On Fri, Apr 2, 2010 at 10:08 AM, Kyle McDonald <kmcdon...@egenera.com>wrote:

> On 4/2/2010 8:08 AM, Edward Ned Harvey wrote:
> >> I know it is way after the fact, but I find it best to coerce each
> >> drive down to the whole GB boundary using format (create Solaris
> >> partition just up to the boundary). Then if you ever get a drive a
> >> little smaller it still should fit.
> >>
> > It seems like it should be unnecessary.  It seems like extra work.  But
> > based on my present experience, I reached the same conclusion.
> >
> > If my new replacement SSD with identical part number and firmware is
> 0.001
> > Gb smaller than the original and hence unable to mirror, what's to
> prevent
> > the same thing from happening to one of my 1TB spindle disk mirrors?
> > Nothing.  That's what.
> >
> >
> Actually, It's my experience that Sun (and other vendors) do exactly
> that for you when you buy their parts - at least for rotating drives, I
> have no experience with SSD's.
>
> The Sun disk label shipped on all the drives is setup to make the drive
> the standard size for that sun part number. They have to do this since
> they (for many reasons) have many sources (diff. vendors, even diff.

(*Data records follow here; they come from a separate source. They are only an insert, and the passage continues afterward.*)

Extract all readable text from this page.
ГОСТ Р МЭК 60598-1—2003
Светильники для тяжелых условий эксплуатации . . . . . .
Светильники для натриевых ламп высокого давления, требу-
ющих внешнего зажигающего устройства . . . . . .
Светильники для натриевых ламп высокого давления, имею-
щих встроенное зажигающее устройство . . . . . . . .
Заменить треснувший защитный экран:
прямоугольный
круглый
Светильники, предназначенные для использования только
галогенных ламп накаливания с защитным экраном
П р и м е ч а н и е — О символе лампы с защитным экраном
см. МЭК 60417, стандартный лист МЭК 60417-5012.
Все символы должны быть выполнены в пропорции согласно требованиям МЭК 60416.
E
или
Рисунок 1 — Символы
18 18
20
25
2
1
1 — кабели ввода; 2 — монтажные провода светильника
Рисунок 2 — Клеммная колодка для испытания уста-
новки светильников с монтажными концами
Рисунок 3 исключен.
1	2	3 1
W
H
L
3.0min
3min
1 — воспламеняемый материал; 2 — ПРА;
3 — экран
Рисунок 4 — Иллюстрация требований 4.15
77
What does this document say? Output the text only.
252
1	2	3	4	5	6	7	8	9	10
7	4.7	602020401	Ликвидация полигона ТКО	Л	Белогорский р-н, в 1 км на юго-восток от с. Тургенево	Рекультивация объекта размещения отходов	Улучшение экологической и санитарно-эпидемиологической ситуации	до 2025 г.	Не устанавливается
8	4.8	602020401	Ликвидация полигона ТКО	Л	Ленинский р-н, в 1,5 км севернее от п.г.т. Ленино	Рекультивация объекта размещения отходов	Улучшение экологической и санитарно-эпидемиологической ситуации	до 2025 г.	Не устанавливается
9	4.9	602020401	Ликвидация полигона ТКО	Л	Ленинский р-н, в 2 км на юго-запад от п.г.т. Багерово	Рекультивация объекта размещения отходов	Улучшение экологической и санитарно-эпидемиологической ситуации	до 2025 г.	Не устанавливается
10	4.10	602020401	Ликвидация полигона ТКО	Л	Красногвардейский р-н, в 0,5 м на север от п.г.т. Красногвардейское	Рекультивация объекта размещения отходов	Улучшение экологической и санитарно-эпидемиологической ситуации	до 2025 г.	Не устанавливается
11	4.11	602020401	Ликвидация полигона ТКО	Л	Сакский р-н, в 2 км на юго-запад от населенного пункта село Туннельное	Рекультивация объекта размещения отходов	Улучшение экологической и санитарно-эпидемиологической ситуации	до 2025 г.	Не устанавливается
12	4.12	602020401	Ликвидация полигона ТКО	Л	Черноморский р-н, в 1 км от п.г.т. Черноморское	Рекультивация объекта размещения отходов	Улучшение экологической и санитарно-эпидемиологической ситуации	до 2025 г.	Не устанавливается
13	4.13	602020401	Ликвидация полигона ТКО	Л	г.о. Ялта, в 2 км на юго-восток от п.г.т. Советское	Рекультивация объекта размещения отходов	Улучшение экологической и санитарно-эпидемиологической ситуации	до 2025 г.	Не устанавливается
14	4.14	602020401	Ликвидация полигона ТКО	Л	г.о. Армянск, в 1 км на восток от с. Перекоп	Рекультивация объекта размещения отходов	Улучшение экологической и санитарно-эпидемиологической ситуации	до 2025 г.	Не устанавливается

> parts from the same vendor) for the actual disks they use for a
> particular Sun part number.
>
> This isn't new, I beleive IBM, EMC, HP, etc all do it also for the same
> reasons.
> I'm a little surprised that the engineers would suddenly stop doing it
> only on SSD's. But who knows.
>
>  -Kyle
>
>

If I were forced to ignorantly cast a stone, it would be into Intel's lap
(if the SSD's indeed came directly from Sun).  Sun's "normal" drive vendors
have been in this game for decades, and know the expectations.  Intel on the
other hand, may not have quite the same QC in place yet.